Conclusion: QLFTs independently predict risk for future clinical outcomes. By improving risk assessment, QLFTs could enhance the noninvasive monitoring, counseling, AZD4547 and management of patients with chronic HCV. (HEPATOLOGY 2012) Chronic hepatitis C virus (HCV) is a major cause of liver disease, cirrhosis, and hepatocellular carcinoma (HCC) in the United States and worldwide.1-4 Early detection of patients with significant hepatic impairment, who are at risk for future decompensation, is a priority of clinical management.

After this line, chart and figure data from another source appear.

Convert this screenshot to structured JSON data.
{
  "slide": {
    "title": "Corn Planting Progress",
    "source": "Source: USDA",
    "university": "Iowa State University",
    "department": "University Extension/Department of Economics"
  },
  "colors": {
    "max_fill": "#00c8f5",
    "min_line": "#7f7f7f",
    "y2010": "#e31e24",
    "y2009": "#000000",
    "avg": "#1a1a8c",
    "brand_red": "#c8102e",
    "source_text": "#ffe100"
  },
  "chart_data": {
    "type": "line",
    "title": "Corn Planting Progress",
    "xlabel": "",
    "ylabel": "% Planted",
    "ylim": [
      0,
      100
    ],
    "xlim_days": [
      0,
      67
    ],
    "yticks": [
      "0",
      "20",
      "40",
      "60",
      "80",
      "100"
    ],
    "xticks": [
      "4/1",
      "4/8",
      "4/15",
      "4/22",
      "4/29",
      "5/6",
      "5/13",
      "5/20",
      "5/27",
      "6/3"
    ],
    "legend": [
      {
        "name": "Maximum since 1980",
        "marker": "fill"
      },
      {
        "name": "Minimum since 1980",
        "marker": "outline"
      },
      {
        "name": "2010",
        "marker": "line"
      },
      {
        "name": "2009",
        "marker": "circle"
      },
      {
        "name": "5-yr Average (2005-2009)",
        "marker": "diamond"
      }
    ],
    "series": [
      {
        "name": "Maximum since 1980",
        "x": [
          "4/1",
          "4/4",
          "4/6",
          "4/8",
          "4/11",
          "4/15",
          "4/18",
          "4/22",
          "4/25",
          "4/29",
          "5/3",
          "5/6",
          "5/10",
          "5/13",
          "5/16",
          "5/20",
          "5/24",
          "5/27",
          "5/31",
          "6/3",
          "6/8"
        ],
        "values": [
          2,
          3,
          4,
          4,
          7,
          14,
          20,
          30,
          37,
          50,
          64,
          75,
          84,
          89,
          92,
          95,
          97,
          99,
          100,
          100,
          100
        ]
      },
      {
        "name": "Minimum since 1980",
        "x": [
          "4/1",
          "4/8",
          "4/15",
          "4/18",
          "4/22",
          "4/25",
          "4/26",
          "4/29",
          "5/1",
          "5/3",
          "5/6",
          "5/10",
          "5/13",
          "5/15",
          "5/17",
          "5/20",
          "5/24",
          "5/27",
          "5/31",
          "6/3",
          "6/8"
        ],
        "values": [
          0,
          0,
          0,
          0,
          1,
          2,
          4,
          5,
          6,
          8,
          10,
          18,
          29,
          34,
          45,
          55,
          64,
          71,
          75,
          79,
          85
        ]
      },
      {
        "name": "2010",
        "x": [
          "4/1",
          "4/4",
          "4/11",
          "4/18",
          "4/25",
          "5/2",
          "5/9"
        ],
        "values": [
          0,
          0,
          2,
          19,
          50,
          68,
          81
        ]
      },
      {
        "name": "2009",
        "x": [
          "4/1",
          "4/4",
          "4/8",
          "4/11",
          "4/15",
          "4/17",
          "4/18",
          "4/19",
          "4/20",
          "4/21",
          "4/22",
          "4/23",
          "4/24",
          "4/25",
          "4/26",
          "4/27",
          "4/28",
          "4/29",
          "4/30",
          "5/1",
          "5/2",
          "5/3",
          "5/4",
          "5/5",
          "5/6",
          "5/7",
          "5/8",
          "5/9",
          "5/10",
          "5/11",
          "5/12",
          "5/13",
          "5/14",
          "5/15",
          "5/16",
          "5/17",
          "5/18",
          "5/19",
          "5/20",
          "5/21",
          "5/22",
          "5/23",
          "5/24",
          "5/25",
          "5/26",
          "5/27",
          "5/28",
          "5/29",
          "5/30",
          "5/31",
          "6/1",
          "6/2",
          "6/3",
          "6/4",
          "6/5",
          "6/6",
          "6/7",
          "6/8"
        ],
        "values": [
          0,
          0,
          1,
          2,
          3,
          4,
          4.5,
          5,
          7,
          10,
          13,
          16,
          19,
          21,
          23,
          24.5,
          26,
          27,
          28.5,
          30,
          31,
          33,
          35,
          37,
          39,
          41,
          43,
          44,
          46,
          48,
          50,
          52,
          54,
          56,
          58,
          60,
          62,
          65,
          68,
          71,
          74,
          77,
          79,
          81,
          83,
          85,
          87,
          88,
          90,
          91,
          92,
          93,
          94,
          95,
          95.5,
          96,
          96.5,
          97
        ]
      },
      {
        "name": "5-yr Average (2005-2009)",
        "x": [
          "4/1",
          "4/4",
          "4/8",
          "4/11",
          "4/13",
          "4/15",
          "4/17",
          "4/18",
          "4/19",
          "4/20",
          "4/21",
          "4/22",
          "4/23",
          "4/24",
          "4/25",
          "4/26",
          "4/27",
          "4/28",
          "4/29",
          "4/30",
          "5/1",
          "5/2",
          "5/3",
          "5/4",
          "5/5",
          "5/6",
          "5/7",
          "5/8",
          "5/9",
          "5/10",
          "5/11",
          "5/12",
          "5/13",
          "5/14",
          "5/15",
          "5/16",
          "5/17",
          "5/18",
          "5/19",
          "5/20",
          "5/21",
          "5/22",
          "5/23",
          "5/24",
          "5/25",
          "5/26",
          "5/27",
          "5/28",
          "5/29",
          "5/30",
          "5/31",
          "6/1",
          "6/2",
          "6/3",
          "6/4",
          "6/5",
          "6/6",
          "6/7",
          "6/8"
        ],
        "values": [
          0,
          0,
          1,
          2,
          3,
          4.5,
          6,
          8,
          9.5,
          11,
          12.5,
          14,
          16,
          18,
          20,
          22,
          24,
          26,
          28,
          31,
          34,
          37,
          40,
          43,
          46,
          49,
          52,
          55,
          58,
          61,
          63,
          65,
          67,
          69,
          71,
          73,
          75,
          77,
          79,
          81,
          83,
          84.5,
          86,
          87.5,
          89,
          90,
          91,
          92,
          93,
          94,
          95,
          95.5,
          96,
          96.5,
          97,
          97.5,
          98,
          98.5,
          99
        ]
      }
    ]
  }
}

Progression of liver disease is defined histologically by accumulation of fibrosis and physiologically by impairment
of hepatic function and blood flow. Increased Ishak fibrosis score5, 6 or increased hepatic venous pressure gradient (HVPG)7-9 indicate greater severity of liver disease and identify patients
at risk for future clinical complications. Quantifying fibrosis requires the performance of liver biopsy, and measuring HVPG is technically complex and requires catheterization of the jugular vein. Both liver biopsy and HVPG measurement AZD2014 order are associated with potentially severe complications, prone to sampling error, and may not be embraced by patients. Accurate noninvasive methods for staging of disease are needed. One noninvasive approach is to develop models based on clinical findings and standard blood tests. Child-Turcotte-Pugh (CTP) classification10 and model for end-stage liver disease (MELD) score11, 12 are, perhaps, the best known and most commonly applied. Both were developed to predict surgical mortality or mortality after transjugular intrahepatic portal-systemic shunt (TIPS) in patients with advanced cirrhosis. Neither are applicable to the patient with earlier-stage or clinically compensated disease.13 Other models target patients with compensated this website disease. The Hepatitis C Antiviral Long-term Treatment against Cirrhosis (HALT-C) Trial investigators developed a model based upon bilirubin, albumin, aspartate aminotransferase/alanine aminotransferase (AST/ALT), and platelet count.14
This model identified high-risk patients, 59% of whom developed clinical outcomes in 3.5 years of follow-up. But, the high-risk cutoff was insensitive; only 46% of the patients who eventually developed outcomes were identified. Hepatic elastography and serum fibrosis markers correlate with stage of fibrosis, as well as risk for cirrhosis or varices.15-18 In one study, hyaluronic acid, YKL-40, and tissue inhibitor of matrix metalloproteinase-1 (TIMP-1), combined with standard laboratory tests, were significantly associated with disease progression.18 Further studies of elastography and serum fibrosis markers in predicting future risk for clinical outcomes are needed to validate their prognostic value.